Producer Joanna Werner.
For director Emma Freeman, one of the most exciting things about filming the new political thriller miniseries Secret City was the opportunity to film locations that have never before been seen on-screen.
“We shot some beautiful scenes out in the PM’s courtyard”, she recalls.
“Peta Credlin was there and she came out and took some selfies with Sacha Horler, who was very much inspired by Peta Credlin for her character.”
Secret City – which was adapted from former journalists Chris Uhlmann and Steve Lewis’ novels The Marmalade Files and The Mandarin Code – premiered on Foxtel on June 5 and will shortly be released on DVD.
Matchbox Pictures produced the six-part miniseries, which underwent an extended period of development.
One of the key changes made to the original text involved swapping the gender of the journalist protagonist, Harry Dunkley.
Played by Anna Torv, Secret City’s Harriet Dunkley is a reporter who becomes enmeshed in a web of conspiracy when she uncovers an apparent link between a China-US power tussle and a body found on the Canberra foreshore.
The opportunity to make something in the vein of the political thriller was one of the key features that drew Freeman and producer Joanna Werner to the project.
“When Matchbox came to talk to me about a political thriller”, recalls Werner, who has worked extensively on shows targeted to the teen market such as Dance Academy, “there was absolutely no way that I wouldn’t want to be involved with it.”
“We don’t really do genre in Australia”, says Freeman. Secret City “felt like an opportunity to do something different.”

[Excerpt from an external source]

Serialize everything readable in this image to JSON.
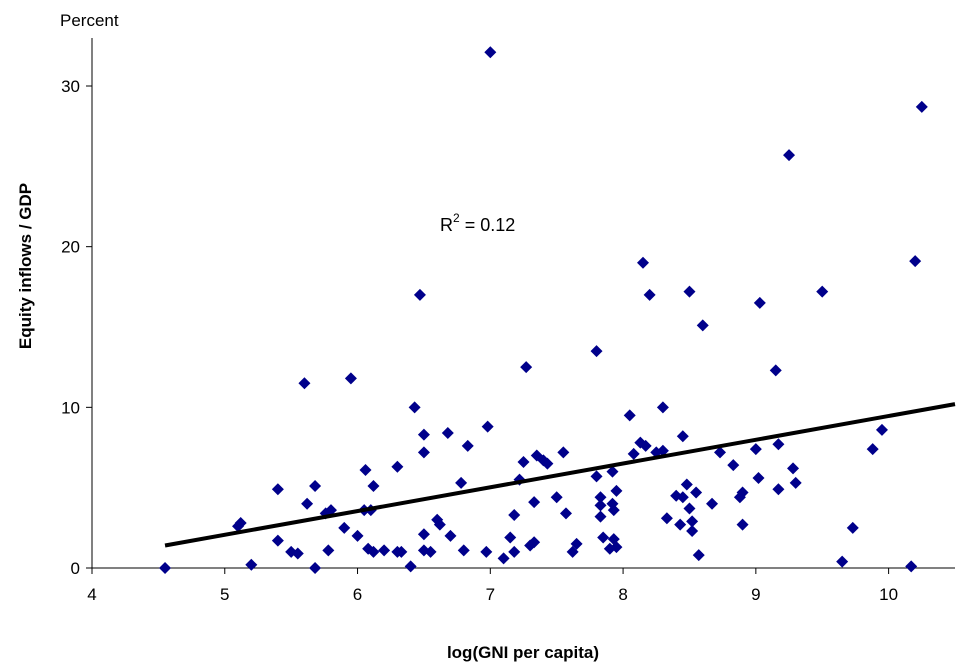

Freeman thinks this reluctance to engage with genre could be changing, and cites Goalpost Pictures’ Cleverman and Glitch (which she also directed for Matchbox), as well as the Canberra-set political thriller The Code, produced by Playmaker Media.
Werner agrees that there are signs that bolder decisions are being made when it comes to producing Australian TV content, attributing this trend in part to online streaming services such as Stan.
“When you look at No Activity and Wolf Creek, I can’t imagine them really being made for another broadcaster.”
“Certainly looking at things that are being pitched to me or have been presented to me, it seems like writers and creators are feeling confident to pitch new things. Not necessarily something that would go to a Channel 7 or a 9, but something that might have a bit of an edge.”
The ambitious nature of Secret City helped to secure the impressive ensemble cast, says Freeman.
“We got the cast based on the scripts, but also on the incredible reputation that [Matchbox’s] Penny Chapman has.”
Alongside Torv, Secret City stars Jacki Weaver as the Attorney-General and Alan Dale as the PM.
“I couldn’t have asked for a more talented and incredible line-up”, says Werner. “It’s an incredibly impressive [cast].”
Freeman agrees. “I think that they read the scripts and could see the potential. The characters were so interesting and it was challenging.”
Werner believes that Secret City has respect for the viewer. “It’s a smart audience that we’re writing to. We don’t necessarily explain every step; there are some gaps that you will need to fill in yourselves.”
In this respect, she likens the miniseries to the US House of Cards – although Werner is also keen to point out what is specifically Australian about Secret City, such as the Canberra setting.
She recalls finding the idea of shooting something in the capital appealing: “It just feels like such an underutilised and really interesting city.”
Throughout the shoot, Werner took advantage of the connections that Uhlmann and Lewis formed during their time working in the press gallery.
Uhlmann in particular helped to secure access to Parliament House, as well as permission to shoot in front of ASIO.
“We filmed in the press gallery and in Chris Uhlmann’s offices and in his studio,” Werner says. “That access and that authenticity were really important.”
Ultimately, Werner is optimistic that the uniquely Australian setting will help to sell Secret City overseas.
“I think that culturally specific shows have proven to do really well internationally”, she says, citing the example of Scandi-noirs such as The Bridge and The Killing.
‘I’m hoping that the cultural specificity that Secret City has – being uniquely Australian, set in Canberra, about Australia’s place as a political power – I’m hoping that will be of interest internationally.”